В молодости Сурконт учился в городе, читал книги Огюста Конта и Джона Стюарта Милля, о которых на берегах Иссы, кроме него, мало кто слышал. Из его рассказов о тех временах Томаш запомнил в основном описание балов, на которые мужчины надевали фраки. У деда и его приятеля фрак был на двоих, и пока один из них танцевал, другой ждал дома, а через несколько часов они менялись.
Из двух дочерей Хелена вышла замуж за местного арендатора, а Текла — за горожанина; она и была матерью Томаша. Случалось, что она приезжала в Гинье на несколько месяцев, но редко, ибо сопровождала мужа, которого носили по белу свету поиски заработка, а потом война. Для Томаша она была слишком красива, чтобы с этим можно было что — либо сделать, и, глядя на нее, он сглатывал слюнки от любви. Отца он почти не знал. Женщины вокруг него — это Поля, когда он был совсем маленьким, а затем Антонина. Полю он ощущал как белизну кожи, лен, мягкость и в дальнейшем перенес свою симпатию на страну, название которой звучало похоже: Польша. Антонина выпячивала живот в полосатом переднике. На поясе она носила связку ключей. Смех ее напоминал ржание, а в сердце она прятала дружелюбие к каждому. Говорила она на мешанине двух языков, то есть литовский был ее родным языком, а польский — приобретенным. Ее польский звучал, как об этом свидетельствует, например, такой зов доброты: «Томаш, пади сюда, я тябе дам кампитюр».
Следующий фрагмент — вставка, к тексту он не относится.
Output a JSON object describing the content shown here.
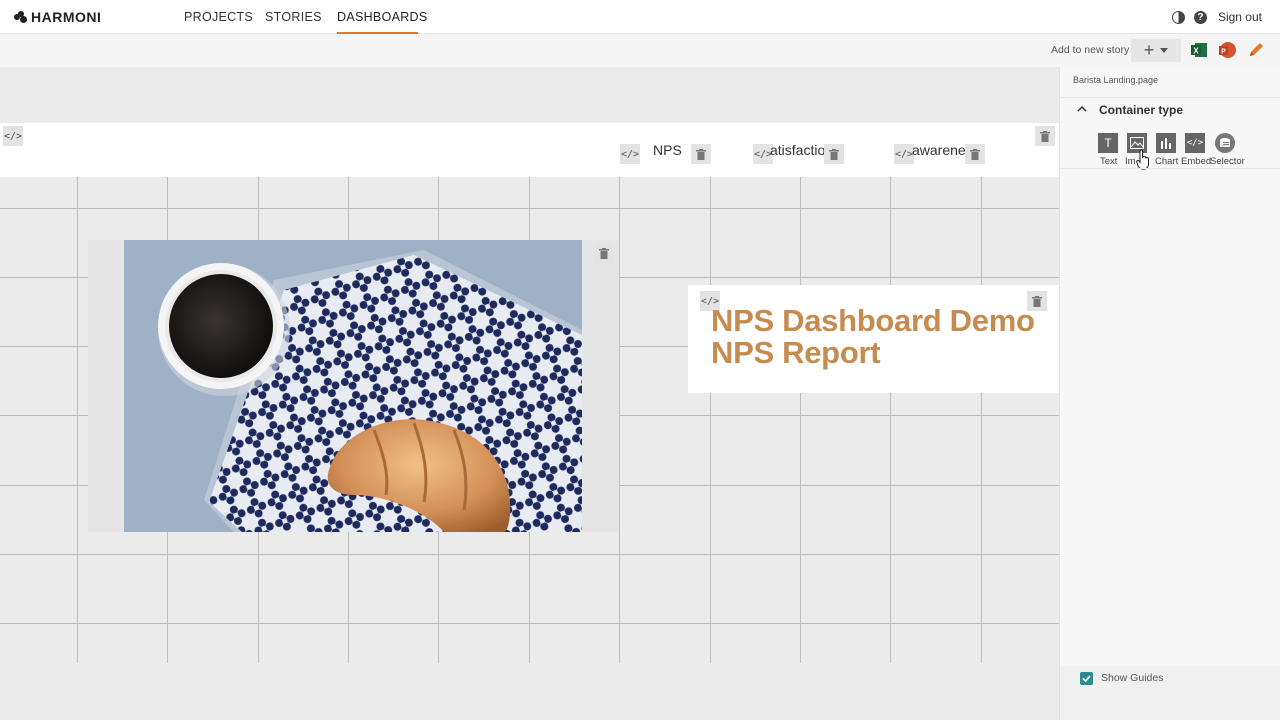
{
  "app": {
    "name": "HARMONI"
  },
  "nav": {
    "tabs": [
      {
        "label": "PROJECTS"
      },
      {
        "label": "STORIES"
      },
      {
        "label": "DASHBOARDS",
        "active": true
      }
    ],
    "signout": "Sign out",
    "accent": "#e87722"
  },
  "toolbar": {
    "add_to_story": "Add to new story",
    "icons": [
      "plus-icon",
      "chevron-down-icon",
      "excel-icon",
      "powerpoint-icon",
      "pencil-icon"
    ]
  },
  "canvas": {
    "header_tabs": [
      {
        "label": "NPS"
      },
      {
        "label": "atisfactio"
      },
      {
        "label": "awarenes"
      }
    ],
    "text_block": {
      "line1": "NPS Dashboard Demo",
      "line2": "NPS Report",
      "color": "#c58b4f"
    }
  },
  "panel": {
    "page_name": "Barista Landing.page",
    "section_title": "Container type",
    "container_types": [
      {
        "label": "Text",
        "icon": "text-icon"
      },
      {
        "label": "Im",
        "icon": "image-icon"
      },
      {
        "label": "Chart",
        "icon": "chart-icon"
      },
      {
        "label": "Embed",
        "icon": "embed-icon"
      },
      {
        "label": "Selector",
        "icon": "selector-icon"
      }
    ],
    "show_guides": "Show Guides"
  }
}
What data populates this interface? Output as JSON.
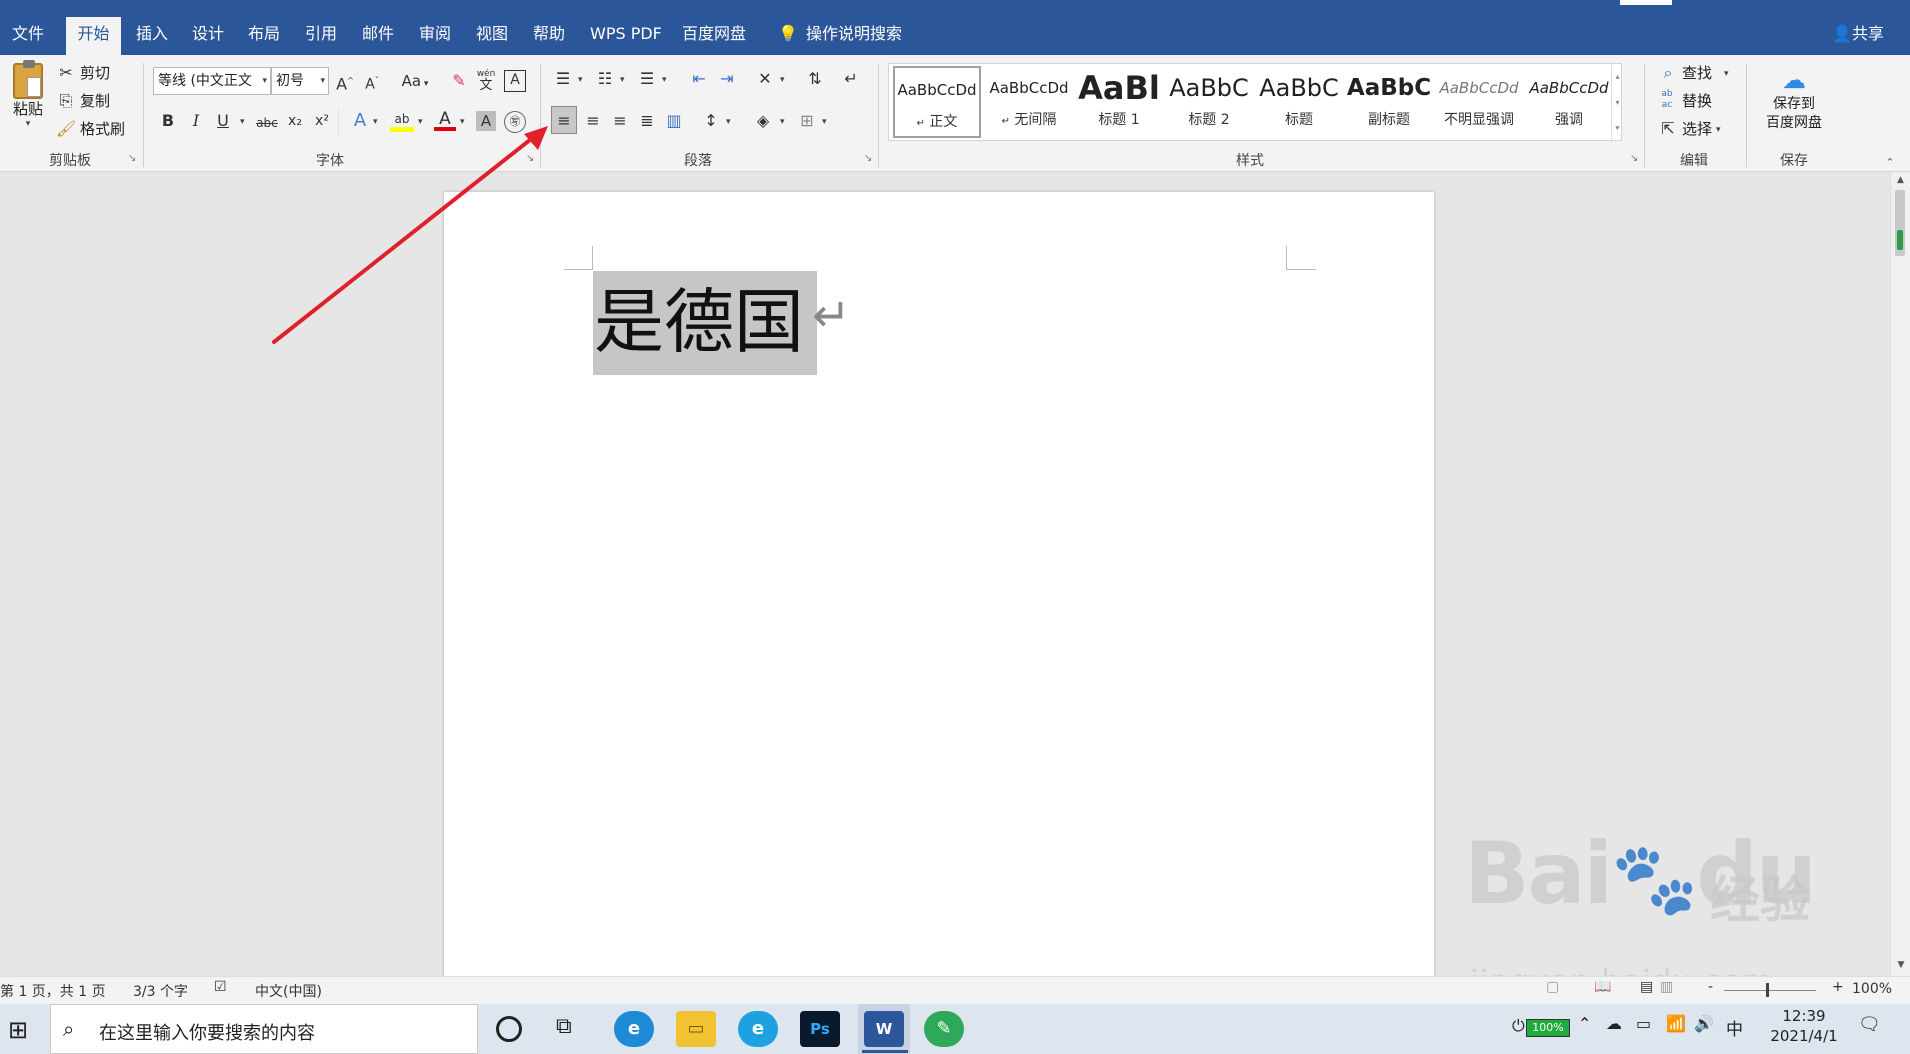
{
  "menu": {
    "tabs": [
      "文件",
      "开始",
      "插入",
      "设计",
      "布局",
      "引用",
      "邮件",
      "审阅",
      "视图",
      "帮助",
      "WPS PDF",
      "百度网盘"
    ],
    "search": "操作说明搜索",
    "share": "共享"
  },
  "clipboard": {
    "paste": "粘贴",
    "cut": "剪切",
    "copy": "复制",
    "format_painter": "格式刷",
    "group": "剪贴板"
  },
  "font": {
    "name": "等线 (中文正文",
    "size": "初号",
    "group": "字体",
    "change_case": "Aa",
    "bold": "B",
    "italic": "I",
    "underline": "U",
    "strike": "abc",
    "sub": "x₂",
    "sup": "x²",
    "font_color": "A",
    "char_shading": "A",
    "enclose": "㊢",
    "wen": "文",
    "char_border": "A",
    "grow": "A",
    "shrink": "A",
    "phonetic": "wén"
  },
  "paragraph": {
    "group": "段落"
  },
  "styles": {
    "group": "样式",
    "items": [
      {
        "preview": "AaBbCcDd",
        "name": "正文",
        "mark": "↵"
      },
      {
        "preview": "AaBbCcDd",
        "name": "无间隔",
        "mark": "↵"
      },
      {
        "preview": "AaBl",
        "name": "标题 1"
      },
      {
        "preview": "AaBbC",
        "name": "标题 2"
      },
      {
        "preview": "AaBbC",
        "name": "标题"
      },
      {
        "preview": "AaBbC",
        "name": "副标题"
      },
      {
        "preview": "AaBbCcDd",
        "name": "不明显强调"
      },
      {
        "preview": "AaBbCcDd",
        "name": "强调"
      }
    ]
  },
  "editing": {
    "find": "查找",
    "replace": "替换",
    "select": "选择",
    "group": "编辑",
    "ab": "ab",
    "ac": "ac"
  },
  "save": {
    "label1": "保存到",
    "label2": "百度网盘",
    "group": "保存"
  },
  "document": {
    "text": "是德国",
    "para_mark": "↵"
  },
  "status": {
    "page": "第 1 页，共 1 页",
    "words": "3/3 个字",
    "lang": "中文(中国)",
    "zoom": "100%",
    "zoom_minus": "-",
    "zoom_plus": "+"
  },
  "taskbar": {
    "search_placeholder": "在这里输入你要搜索的内容",
    "battery": "100%",
    "ime": "中",
    "time": "12:39",
    "date": "2021/4/1"
  },
  "watermark": {
    "brand": "Bai",
    "brand2": "du",
    "brand_cn": "经验",
    "url": "jingyan.baidu.com"
  },
  "colors": {
    "accent": "#2b579a",
    "arrow": "#e0202a",
    "highlight": "#ffff00",
    "font_red": "#e00000"
  }
}
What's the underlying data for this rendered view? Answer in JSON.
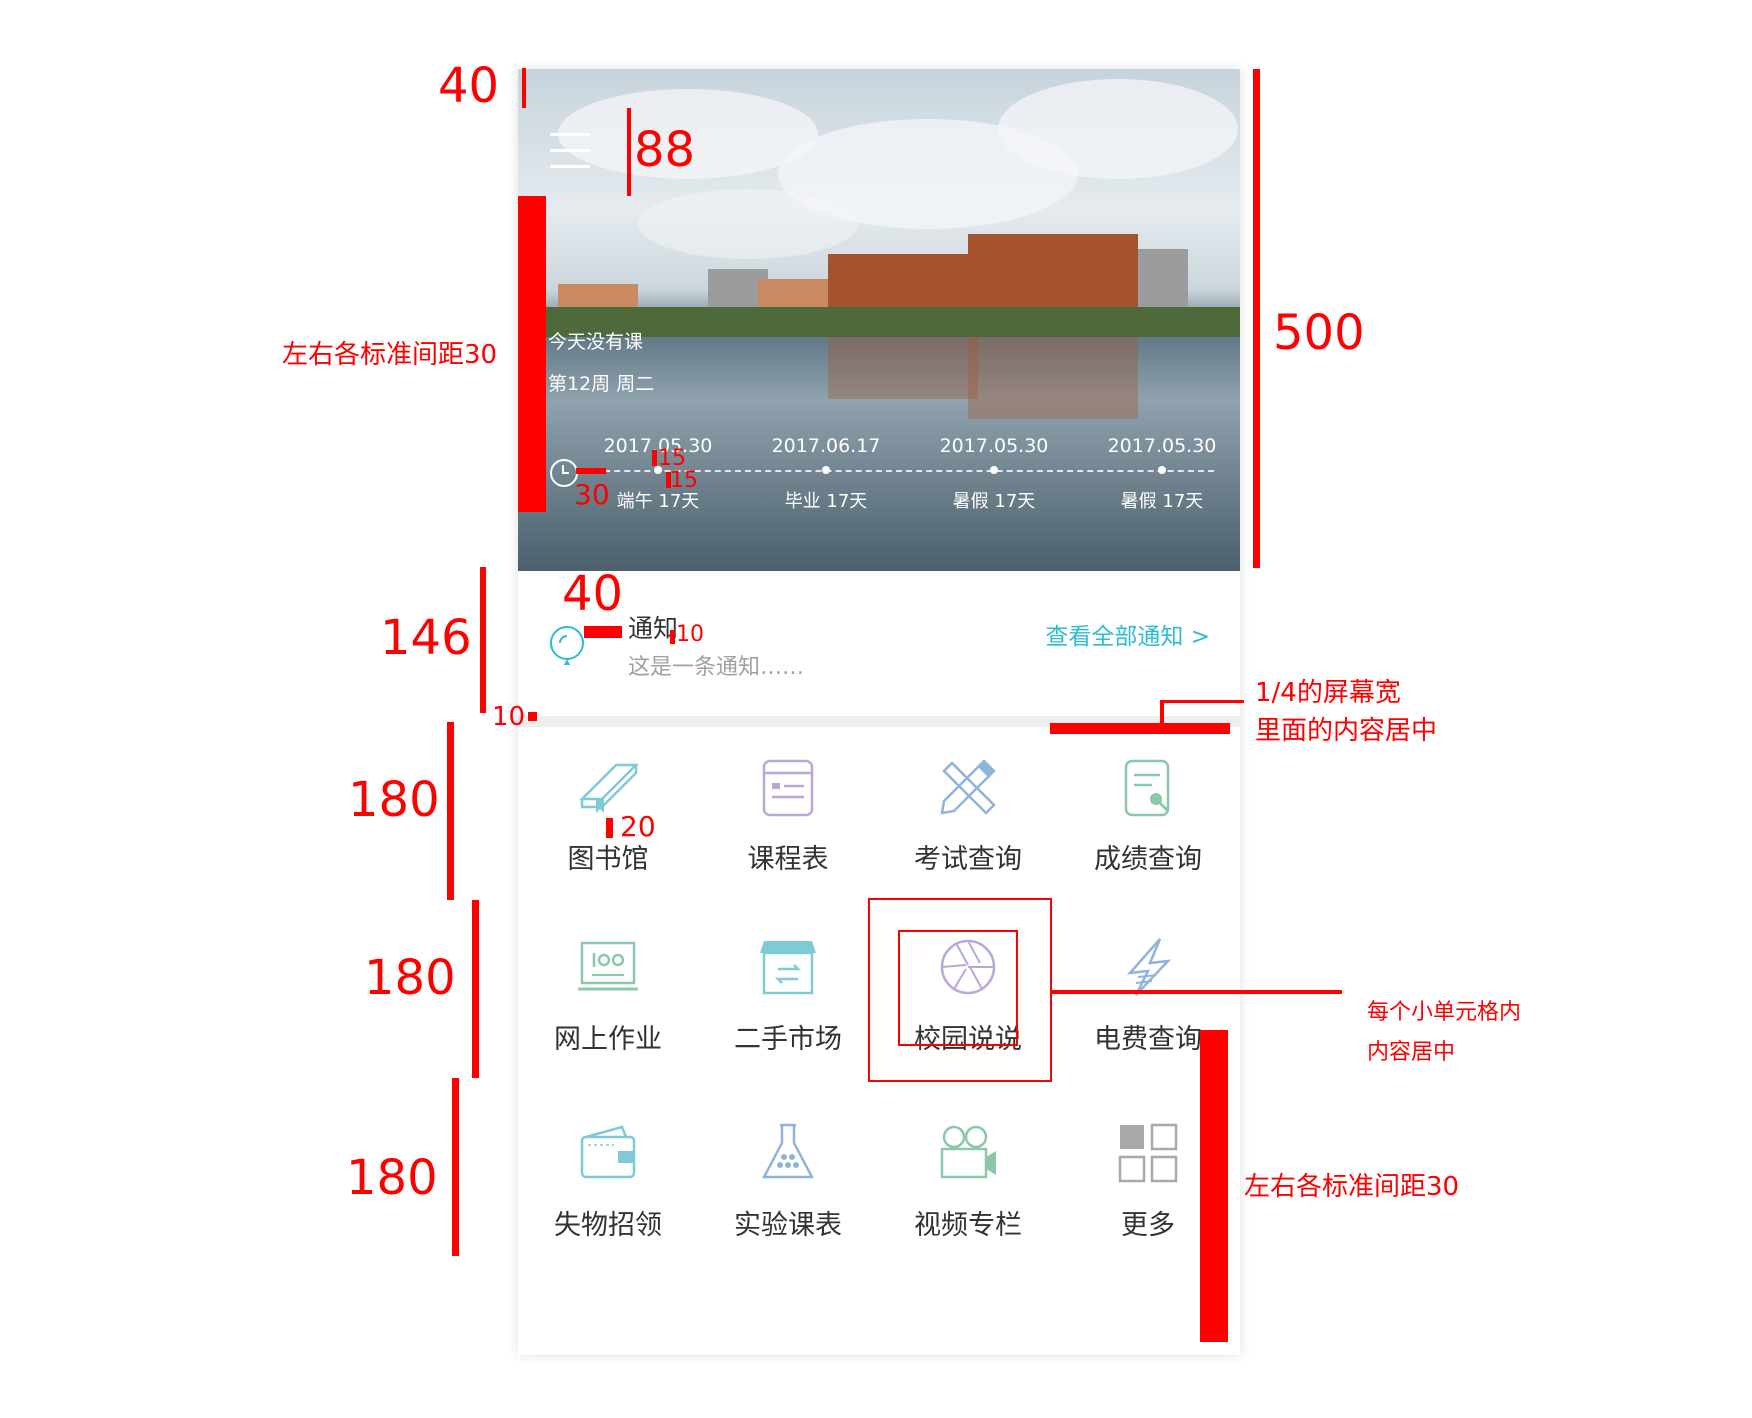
{
  "banner": {
    "today": "今天没有课",
    "week": "第12周 周二",
    "timeline": [
      {
        "date": "2017.05.30",
        "label": "端午  17天"
      },
      {
        "date": "2017.06.17",
        "label": "毕业  17天"
      },
      {
        "date": "2017.05.30",
        "label": "暑假  17天"
      },
      {
        "date": "2017.05.30",
        "label": "暑假  17天"
      }
    ]
  },
  "notice": {
    "title": "通知",
    "text": "这是一条通知……",
    "link": "查看全部通知  >"
  },
  "grid": [
    {
      "label": "图书馆",
      "icon": "book-icon"
    },
    {
      "label": "课程表",
      "icon": "schedule-icon"
    },
    {
      "label": "考试查询",
      "icon": "ruler-pencil-icon"
    },
    {
      "label": "成绩查询",
      "icon": "grade-doc-icon"
    },
    {
      "label": "网上作业",
      "icon": "laptop-icon"
    },
    {
      "label": "二手市场",
      "icon": "shop-icon"
    },
    {
      "label": "校园说说",
      "icon": "aperture-icon"
    },
    {
      "label": "电费查询",
      "icon": "lightning-icon"
    },
    {
      "label": "失物招领",
      "icon": "wallet-icon"
    },
    {
      "label": "实验课表",
      "icon": "flask-icon"
    },
    {
      "label": "视频专栏",
      "icon": "video-camera-icon"
    },
    {
      "label": "更多",
      "icon": "more-grid-icon"
    }
  ],
  "annotations": {
    "top": "40",
    "menu_height": "88",
    "side_padding_left": "左右各标准间距30",
    "banner_height": "500",
    "spacing_15a": "15",
    "spacing_15b": "15",
    "spacing_30": "30",
    "notice_icon_width": "40",
    "spacing_10a": "10",
    "notice_height": "146",
    "divider": "10",
    "quarter_width": "1/4的屏幕宽",
    "content_center": "里面的内容居中",
    "row1": "180",
    "spacing_20": "20",
    "row2": "180",
    "cell_center_1": "每个小单元格内",
    "cell_center_2": "内容居中",
    "row3": "180",
    "side_padding_right": "左右各标准间距30"
  },
  "colors": {
    "annotation": "#ff0000",
    "link": "#2ebcd0",
    "icon_teal": "#7ecad6",
    "icon_purple": "#b9a7d8",
    "icon_green": "#8cc7a8",
    "icon_blue": "#8fb3d9"
  }
}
Томаш очень любил деда. От него приятно пахло, а седая щетина над верхней губой щекотала щеку. В маленькой комнате, где он жил, над кроватью висела гравюра, изображавшая людей, которых привязывали к столбам, а другие полуголые люди подносили к этим столбам факелы. Одним из первых упражнений Томаша в чтении были попытки сложить по слогам подпись: «Факелы Нерона». Так звали жестокого царя, но Томаш дал это имя одному из щенков, потому что взрослые, заглядывая ему в пасть, говорили, что у него черное нёбо и значит, он будет злой. Нерон вырос и не выказывал признаков злобы, зато отличался ловкостью. Он съедал сливы, упавшие с дерева, а когда не находил их, умел упираться лапами в ствол и трясти. На столе у деда лежало множество книг; на картинках в них можно было рассматривать корни, листья и цветы. Иногда дед вел Томаша в «гостиную» и открывал рояль с крышкой цвета каштана. Пальцы, как бы опухшие, сужающиеся на концах, бегали по клавишам; это движение удивляло, и удивляли сыпавшиеся капли звука.
Часто можно было видеть, как дед советуется с управляющим. Это был пан Шатыбелко, носивший бородку на две стороны, которую он разглаживал и раздвигал во время разговора. Он был маленького роста, ходил на согнутых ногах, а сапоги, чьи голенища были слишком широкими, с него сваливались. Шатыбелко курил непомерно большую трубку: ее чубук загибался вниз, чаша закрывалась металлической крышкой с дырочками. Его комната в конце здания, где размещались конюшня, каретная и людская, зеленела от кустиков герани в горшках и даже в жестяных кружках. Все стены были увешаны святыми образами, которые его жена Паулина украшала бумажными цветами. За Шатыбелко всюду семенил песик Мопсик. Когда хозяин засиживался в дедушкиной комнате, Мопсик ждал его во дворе и беспокоился, так как среди больших собак и людей нуждался в ежесекундной опеке.
Гости — за исключением таких, как Хаим или крестьяне по разным делам, — появлялись не чаще раза-двух в год. Сам хозяин их не ждал, но и не был им не рад. Однако почти каждое их появление портило настроение бабке Сурконтовой.